When Google told some Android phone users that the “Location History” choice was the only account setting impacting whether it gathered, stored, and used individually identifiable data regarding their location, the Court decided in April 2021 that Google had violated Australia’s Consumer Law.

As the ACCC pointed out in a news release today, a setting named “Web & App Activity” actually allowed Google to collect location data from Android customers and was turned on by default. Hence, a traditional dark pattern.

According to the agency, 1.3 million Google users in Australia are suspected of having viewed a screen that the Court determined violated Consumer Law.

ACCC chair, Gina Cass-Gottlieb, said, “This significant penalty imposed by the Court today sends a strong message to digital platforms and other businesses, large and small, that they must not mislead consumers about how their data is being collected and used.”

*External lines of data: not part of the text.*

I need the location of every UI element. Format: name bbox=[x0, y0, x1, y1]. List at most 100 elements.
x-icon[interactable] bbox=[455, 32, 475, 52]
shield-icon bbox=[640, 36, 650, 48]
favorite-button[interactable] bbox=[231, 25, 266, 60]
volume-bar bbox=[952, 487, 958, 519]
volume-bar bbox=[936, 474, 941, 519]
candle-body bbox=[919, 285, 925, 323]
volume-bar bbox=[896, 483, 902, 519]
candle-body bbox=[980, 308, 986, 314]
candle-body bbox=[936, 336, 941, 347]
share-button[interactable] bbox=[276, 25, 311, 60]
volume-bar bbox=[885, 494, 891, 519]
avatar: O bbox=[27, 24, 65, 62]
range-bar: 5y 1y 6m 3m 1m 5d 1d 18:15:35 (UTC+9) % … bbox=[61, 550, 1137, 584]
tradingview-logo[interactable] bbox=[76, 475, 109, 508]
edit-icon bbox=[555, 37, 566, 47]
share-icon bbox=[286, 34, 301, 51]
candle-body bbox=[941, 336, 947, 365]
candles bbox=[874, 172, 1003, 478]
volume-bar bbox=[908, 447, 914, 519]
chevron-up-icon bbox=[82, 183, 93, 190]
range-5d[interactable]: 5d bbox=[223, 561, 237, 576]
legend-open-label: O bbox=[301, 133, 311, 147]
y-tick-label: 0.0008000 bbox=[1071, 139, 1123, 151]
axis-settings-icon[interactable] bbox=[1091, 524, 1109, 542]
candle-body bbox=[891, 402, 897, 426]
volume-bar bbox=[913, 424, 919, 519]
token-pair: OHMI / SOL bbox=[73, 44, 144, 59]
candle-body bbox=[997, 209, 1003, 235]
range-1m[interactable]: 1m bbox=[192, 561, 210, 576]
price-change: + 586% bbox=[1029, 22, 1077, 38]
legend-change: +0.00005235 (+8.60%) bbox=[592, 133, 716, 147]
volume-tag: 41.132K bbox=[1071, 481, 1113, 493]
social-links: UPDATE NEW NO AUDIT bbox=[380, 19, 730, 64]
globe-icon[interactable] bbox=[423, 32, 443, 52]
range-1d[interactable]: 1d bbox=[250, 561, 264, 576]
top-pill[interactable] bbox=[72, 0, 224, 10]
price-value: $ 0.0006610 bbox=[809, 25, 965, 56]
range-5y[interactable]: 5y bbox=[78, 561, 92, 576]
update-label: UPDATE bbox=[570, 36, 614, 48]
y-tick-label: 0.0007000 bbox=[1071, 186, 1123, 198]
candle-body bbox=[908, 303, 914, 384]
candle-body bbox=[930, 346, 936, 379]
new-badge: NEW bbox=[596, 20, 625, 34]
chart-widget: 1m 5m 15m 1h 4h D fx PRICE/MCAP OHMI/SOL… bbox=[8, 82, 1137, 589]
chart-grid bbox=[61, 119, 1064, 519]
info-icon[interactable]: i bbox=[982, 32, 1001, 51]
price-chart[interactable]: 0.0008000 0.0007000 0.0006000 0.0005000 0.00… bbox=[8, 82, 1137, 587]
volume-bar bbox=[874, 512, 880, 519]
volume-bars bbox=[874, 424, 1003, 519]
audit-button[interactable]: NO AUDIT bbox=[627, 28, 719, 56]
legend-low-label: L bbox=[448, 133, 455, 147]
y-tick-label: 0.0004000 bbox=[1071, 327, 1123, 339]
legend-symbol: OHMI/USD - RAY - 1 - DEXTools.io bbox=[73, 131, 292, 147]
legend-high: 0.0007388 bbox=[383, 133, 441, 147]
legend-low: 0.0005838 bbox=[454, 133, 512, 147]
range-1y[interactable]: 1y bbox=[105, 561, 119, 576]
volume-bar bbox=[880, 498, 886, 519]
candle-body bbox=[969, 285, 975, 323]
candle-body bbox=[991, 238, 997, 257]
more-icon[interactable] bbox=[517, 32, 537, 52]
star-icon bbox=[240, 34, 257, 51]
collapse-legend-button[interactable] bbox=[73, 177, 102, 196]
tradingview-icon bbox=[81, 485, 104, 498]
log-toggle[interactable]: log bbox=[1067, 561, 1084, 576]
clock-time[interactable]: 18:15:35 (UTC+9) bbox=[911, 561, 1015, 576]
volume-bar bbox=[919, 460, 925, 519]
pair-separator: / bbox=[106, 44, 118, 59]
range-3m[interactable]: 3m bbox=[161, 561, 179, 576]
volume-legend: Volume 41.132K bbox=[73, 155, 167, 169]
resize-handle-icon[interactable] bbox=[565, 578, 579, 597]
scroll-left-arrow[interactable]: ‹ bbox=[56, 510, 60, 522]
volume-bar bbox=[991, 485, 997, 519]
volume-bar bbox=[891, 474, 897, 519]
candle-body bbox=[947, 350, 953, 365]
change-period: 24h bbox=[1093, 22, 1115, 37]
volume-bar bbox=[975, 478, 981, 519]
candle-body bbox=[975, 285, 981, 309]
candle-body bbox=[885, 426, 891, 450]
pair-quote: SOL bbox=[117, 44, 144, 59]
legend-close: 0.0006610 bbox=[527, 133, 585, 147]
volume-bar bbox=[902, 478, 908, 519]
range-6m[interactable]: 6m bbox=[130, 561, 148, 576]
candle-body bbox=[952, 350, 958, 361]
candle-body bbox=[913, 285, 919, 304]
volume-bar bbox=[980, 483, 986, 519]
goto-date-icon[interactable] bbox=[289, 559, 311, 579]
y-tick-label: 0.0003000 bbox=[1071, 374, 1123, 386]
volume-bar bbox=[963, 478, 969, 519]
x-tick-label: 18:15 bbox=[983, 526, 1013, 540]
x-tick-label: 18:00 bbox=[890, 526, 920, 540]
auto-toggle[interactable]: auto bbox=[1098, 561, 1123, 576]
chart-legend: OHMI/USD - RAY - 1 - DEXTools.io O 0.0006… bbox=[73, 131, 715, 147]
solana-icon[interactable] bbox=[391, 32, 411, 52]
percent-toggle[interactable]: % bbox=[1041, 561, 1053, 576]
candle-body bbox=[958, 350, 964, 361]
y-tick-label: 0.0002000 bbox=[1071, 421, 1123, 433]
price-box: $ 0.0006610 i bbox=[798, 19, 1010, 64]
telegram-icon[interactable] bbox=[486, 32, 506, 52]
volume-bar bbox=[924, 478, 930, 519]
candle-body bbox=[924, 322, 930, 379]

Google retained location information even when the setting was disabled 

Even if some users had the “Location History” setting disabled, Google, one of the biggest firms in the globe, was able to preserve the location information obtained through the “Web & App Activity” setting and utilize it to target advertisements to specific users.

Personal location information is critical and significant to some users, and some who viewed the depictions might well have made different decisions regarding the gathering, storage, and utilization of their location data.